Center for the Evaluation of Value and Risk in Health, Institute for Clinical Research and Health Policy Studies, Tufts Medical Center, Boston, MA, USA (DDK).
Pharmaceutical Outcomes Research and Policy Program, Department of Pharmacy, and the Departments of Health Services and Economics University of Washington, Seattle, WA, USA (AB).
Med Decis Making. 2017 Nov;37(8):930-941. doi: 10.1177/0272989X17702379. Epub 2017 Apr 25.

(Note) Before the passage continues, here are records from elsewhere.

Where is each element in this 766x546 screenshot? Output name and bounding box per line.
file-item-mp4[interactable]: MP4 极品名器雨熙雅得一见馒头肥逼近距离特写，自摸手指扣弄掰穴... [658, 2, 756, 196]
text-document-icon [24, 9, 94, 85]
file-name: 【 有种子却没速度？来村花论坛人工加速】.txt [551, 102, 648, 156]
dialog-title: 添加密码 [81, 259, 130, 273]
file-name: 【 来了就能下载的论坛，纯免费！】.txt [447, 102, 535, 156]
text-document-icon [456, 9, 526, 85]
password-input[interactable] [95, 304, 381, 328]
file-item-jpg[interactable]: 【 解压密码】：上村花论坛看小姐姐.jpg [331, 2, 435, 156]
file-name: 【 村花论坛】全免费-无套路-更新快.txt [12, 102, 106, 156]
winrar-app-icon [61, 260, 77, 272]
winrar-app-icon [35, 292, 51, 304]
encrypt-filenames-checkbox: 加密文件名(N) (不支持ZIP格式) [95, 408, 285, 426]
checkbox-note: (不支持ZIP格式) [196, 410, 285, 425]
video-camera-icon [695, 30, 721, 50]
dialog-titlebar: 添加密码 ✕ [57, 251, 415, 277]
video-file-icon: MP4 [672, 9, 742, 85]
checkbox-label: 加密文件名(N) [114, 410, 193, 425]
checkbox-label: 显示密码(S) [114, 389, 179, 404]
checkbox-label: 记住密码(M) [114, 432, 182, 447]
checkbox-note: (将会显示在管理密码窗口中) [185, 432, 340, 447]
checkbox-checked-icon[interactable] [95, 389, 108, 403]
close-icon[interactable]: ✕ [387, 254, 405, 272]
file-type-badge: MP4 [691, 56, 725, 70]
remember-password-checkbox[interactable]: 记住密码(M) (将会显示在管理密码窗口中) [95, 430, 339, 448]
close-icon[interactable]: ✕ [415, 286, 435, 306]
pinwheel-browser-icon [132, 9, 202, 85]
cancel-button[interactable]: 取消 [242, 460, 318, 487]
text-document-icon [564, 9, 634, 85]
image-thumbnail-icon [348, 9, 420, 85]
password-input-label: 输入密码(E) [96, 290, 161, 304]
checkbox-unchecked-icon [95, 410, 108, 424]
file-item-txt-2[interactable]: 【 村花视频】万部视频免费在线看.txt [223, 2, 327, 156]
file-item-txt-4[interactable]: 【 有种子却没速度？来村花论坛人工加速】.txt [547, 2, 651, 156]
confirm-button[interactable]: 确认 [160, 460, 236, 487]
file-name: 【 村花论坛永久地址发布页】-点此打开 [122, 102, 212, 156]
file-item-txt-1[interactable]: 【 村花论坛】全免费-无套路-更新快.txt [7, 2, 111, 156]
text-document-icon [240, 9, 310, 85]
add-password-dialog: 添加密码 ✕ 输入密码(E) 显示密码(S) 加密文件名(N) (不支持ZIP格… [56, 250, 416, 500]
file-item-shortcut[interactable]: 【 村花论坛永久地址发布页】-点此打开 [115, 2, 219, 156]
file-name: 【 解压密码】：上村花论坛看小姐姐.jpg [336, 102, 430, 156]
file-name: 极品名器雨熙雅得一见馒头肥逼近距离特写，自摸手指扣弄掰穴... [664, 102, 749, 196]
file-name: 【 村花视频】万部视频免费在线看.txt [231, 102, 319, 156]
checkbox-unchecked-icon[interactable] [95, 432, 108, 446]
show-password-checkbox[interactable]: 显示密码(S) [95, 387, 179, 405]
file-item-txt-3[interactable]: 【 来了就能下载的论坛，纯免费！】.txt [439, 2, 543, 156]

Cost-effectiveness analysis (CEA) methods fail to acknowledge that where cost-effectiveness differs across subgroups, there may be differential adoption of technology. Also, current CEA methods are not amenable to incorporating the impact of policy alternatives that potentially influence the adoption behavior. Unless CEA methods are extended to allow for a comparison of policies rather than simply treatments, their usefulness to decision makers may be limited.
We conceptualize new metrics, which estimate the realized value of technology from policy alternatives, through introducing subgroup-specific adoption parameters into existing metrics, incremental cost-effectiveness ratios (ICERs) and Incremental Net Monetary Benefits (NMBs). We also provide the Loss with respect to Efficient Diffusion (LED) metrics, which link with existing value of information metrics but take a policy evaluation perspective. We illustrate these metrics using policies on treatment with combination therapy with a statin plus a fibrate v. statin monotherapy for patients with diabetes and mixed dyslipidemia.
Under the traditional approach, the population-level ICER of combination v. monotherapy was $46,000/QALY. However, after accounting for differential rates of adoption of the combination therapy (7.2% among males and 4.3% among females), the modified ICER was $41,733/QALY, due to the higher rate of adoption in the more cost-effective subgroup (male). The LED metrics showed that an education program to increase the uptake of combination therapy among males would provide the largest economic returns due to the significant underutilization of the combination therapy among males under the current policy.
This framework may have the potential to improve the decision-making process by producing metrics that are better aligned with the specific policy decisions under consideration for a specific technology.
成本效益分析(CEA)方法未能认识到,在成本效益在亚组之间存在差异的情况下,技术的采用可能存在差异。此外,当前的 CEA 方法不适合纳入可能影响采用行为的政策替代方案的影响。除非 CEA 方法得到扩展,以允许比较政策而不仅仅是治疗方法,否则它们对决策者的有用性可能有限。
我们通过将亚组特定的采用参数引入现有的衡量标准,即增量成本效益比(ICER)和增量净货币效益(NMB),来概念化新的衡量标准,这些衡量标准可以估计政策替代方案带来的技术实现价值。我们还提供了与现有信息价值衡量标准相关联但采用政策评估视角的与有效扩散相关的损失(LED)衡量标准。我们使用针对糖尿病和混合血脂异常患者使用他汀类药物联合贝特类药物治疗与他汀类药物单药治疗的政策来说明这些衡量标准。
在传统方法下,联合治疗与单药治疗的人群水平 ICER 为 46,000 美元/QALY。然而,在考虑到联合治疗采用率的差异(男性为 7.2%,女性为 4.3%)后,由于更具成本效益的亚组(男性)采用率更高,修正后的 ICER 为 41,733 美元/QALY。LED 衡量标准表明,一项旨在提高男性对联合治疗的接受度的教育计划将提供最大的经济回报,因为在当前政策下,男性对联合治疗的利用率显著不足。
该框架有可能通过生成与特定技术下正在考虑的特定政策决策更一致的衡量标准来改善决策过程。